Banks testified that he did not initially tell the police about his encounters with Kellum

because he was “nervous” and “didn’t really know what to say.” Banks also explained that he

was hesitant to incriminate Kellum because, some years before, Banks had incriminated his own

father in an unrelated crime and that his father became a convicted felon and never forgave

Banks.

At the conclusion of the trial, Banks’s counsel challenged the sufficiency of the evidence.

Rejecting Banks’s argument, the trial judge explained, “I don’t accept your story that you bought

jewelry and tools but you aren’t even able to name what jewelry.” The trial judge convicted

Banks on the charges of grand larceny and burglary, and sentenced Banks to three years’

incarceration.

II. STANDARD OF REVIEW

On appeal, Banks challenges the sufficiency of the evidence supporting his convictions.

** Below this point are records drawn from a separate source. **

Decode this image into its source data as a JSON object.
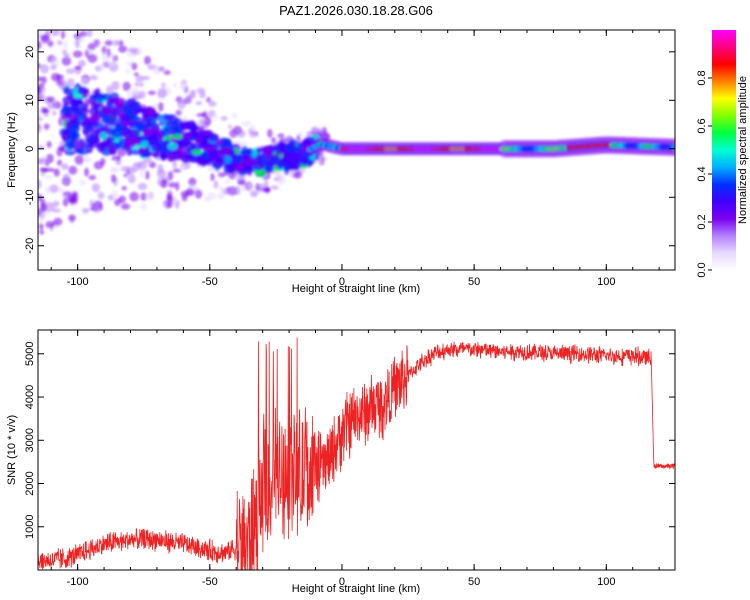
{
  "title": "PAZ1.2026.030.18.28.G06",
  "chart_data": [
    {
      "type": "heatmap",
      "xlabel": "Height of straight line (km)",
      "ylabel": "Frequency (Hz)",
      "xlim": [
        -115,
        126
      ],
      "ylim": [
        -25,
        24.5
      ],
      "x_ticks": [
        -100,
        -50,
        0,
        50,
        100
      ],
      "x_tick_labels": [
        "-100",
        "-50",
        "0",
        "50",
        "100"
      ],
      "y_ticks": [
        -20,
        -10,
        0,
        10,
        20
      ],
      "y_tick_labels": [
        "-20",
        "-10",
        "0",
        "10",
        "20"
      ],
      "colorbar": {
        "label": "Normalized spectral amplitude",
        "range": [
          0,
          1
        ],
        "ticks": [
          0.0,
          0.2,
          0.4,
          0.6,
          0.8
        ],
        "tick_labels": [
          "0.0",
          "0.2",
          "0.4",
          "0.6",
          "0.8"
        ],
        "colormap": [
          "#ffffff",
          "#e8d8ff",
          "#b380ff",
          "#7a00f0",
          "#4000ff",
          "#0030ff",
          "#00b0ff",
          "#00ffd0",
          "#00ff40",
          "#80ff00",
          "#ffff00",
          "#ff8000",
          "#ff0000",
          "#ff0080",
          "#ff00ff"
        ]
      },
      "trend": {
        "description_points_x": [
          -100,
          -85,
          -70,
          -55,
          -45,
          -35,
          -25,
          -15,
          -8,
          0,
          20,
          50,
          80,
          100,
          126
        ],
        "description_points_y": [
          6,
          5,
          3,
          1,
          -1,
          -3,
          -2,
          -1,
          1,
          0,
          0,
          0,
          0,
          0.8,
          0.3
        ]
      }
    },
    {
      "type": "line",
      "xlabel": "Height of straight line (km)",
      "ylabel": "SNR (10 * v/v)",
      "xlim": [
        -115,
        126
      ],
      "ylim": [
        0,
        5550
      ],
      "x_ticks": [
        -100,
        -50,
        0,
        50,
        100
      ],
      "x_tick_labels": [
        "-100",
        "-50",
        "0",
        "50",
        "100"
      ],
      "y_ticks": [
        1000,
        2000,
        3000,
        4000,
        5000
      ],
      "y_tick_labels": [
        "1000",
        "2000",
        "3000",
        "4000",
        "5000"
      ],
      "color": "#ee2222",
      "series": [
        {
          "name": "SNR",
          "x": [
            -115,
            -105,
            -100,
            -90,
            -80,
            -70,
            -60,
            -50,
            -45,
            -40,
            -35,
            -30,
            -25,
            -20,
            -15,
            -10,
            -5,
            0,
            5,
            10,
            15,
            20,
            25,
            30,
            35,
            40,
            50,
            60,
            70,
            80,
            90,
            100,
            110,
            117,
            118,
            120,
            126
          ],
          "y": [
            200,
            250,
            350,
            600,
            700,
            700,
            600,
            450,
            400,
            500,
            700,
            1800,
            2200,
            2300,
            2200,
            2300,
            2500,
            3200,
            3500,
            3700,
            3800,
            4200,
            4500,
            4800,
            5000,
            5100,
            5100,
            5050,
            5050,
            5000,
            5000,
            4950,
            4950,
            4900,
            2400,
            2400,
            2400
          ]
        }
      ]
    }
  ]
}
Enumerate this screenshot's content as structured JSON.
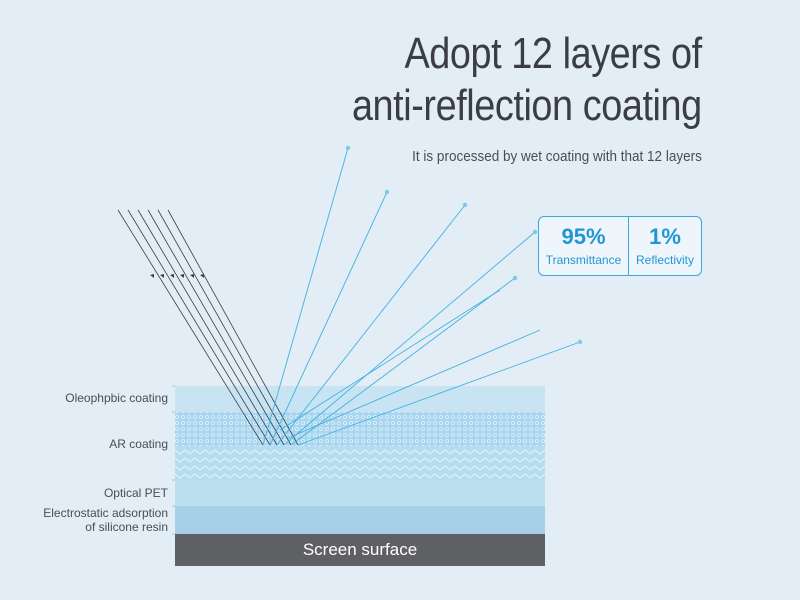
{
  "heading": {
    "line1": "Adopt 12 layers of",
    "line2": "anti-reflection coating",
    "subtitle": "It is processed by wet coating with that 12 layers"
  },
  "stats": [
    {
      "value": "95%",
      "label": "Transmittance"
    },
    {
      "value": "1%",
      "label": "Reflectivity"
    }
  ],
  "layers": {
    "oleophobic": "Oleophpbic coating",
    "ar": "AR coating",
    "pet": "Optical PET",
    "adsorption_line1": "Electrostatic adsorption",
    "adsorption_line2": "of silicone resin",
    "screen": "Screen surface"
  },
  "colors": {
    "background": "#e3edf6",
    "accent": "#2196d3",
    "screen": "#5f6063"
  }
}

Under the applicable standard of review, this Court considers whether any rational factfinder,

using the evidence presented, could have found the essential elements of the crime beyond a

reasonable doubt. Smith v. Commonwealth, 296 Va. 450, 460 (2018). “The judgment of the trial

court is presumed correct and will not be disturbed unless it is plainly wrong or without evidence

to support it.” Id. (quotations omitted). As the reviewing court, we do not substitute our

judgment for that of the trial court, even if our view of the evidence might yield a different

conclusion. Linnon v. Commonwealth, 287 Va. 92, 98 (2014).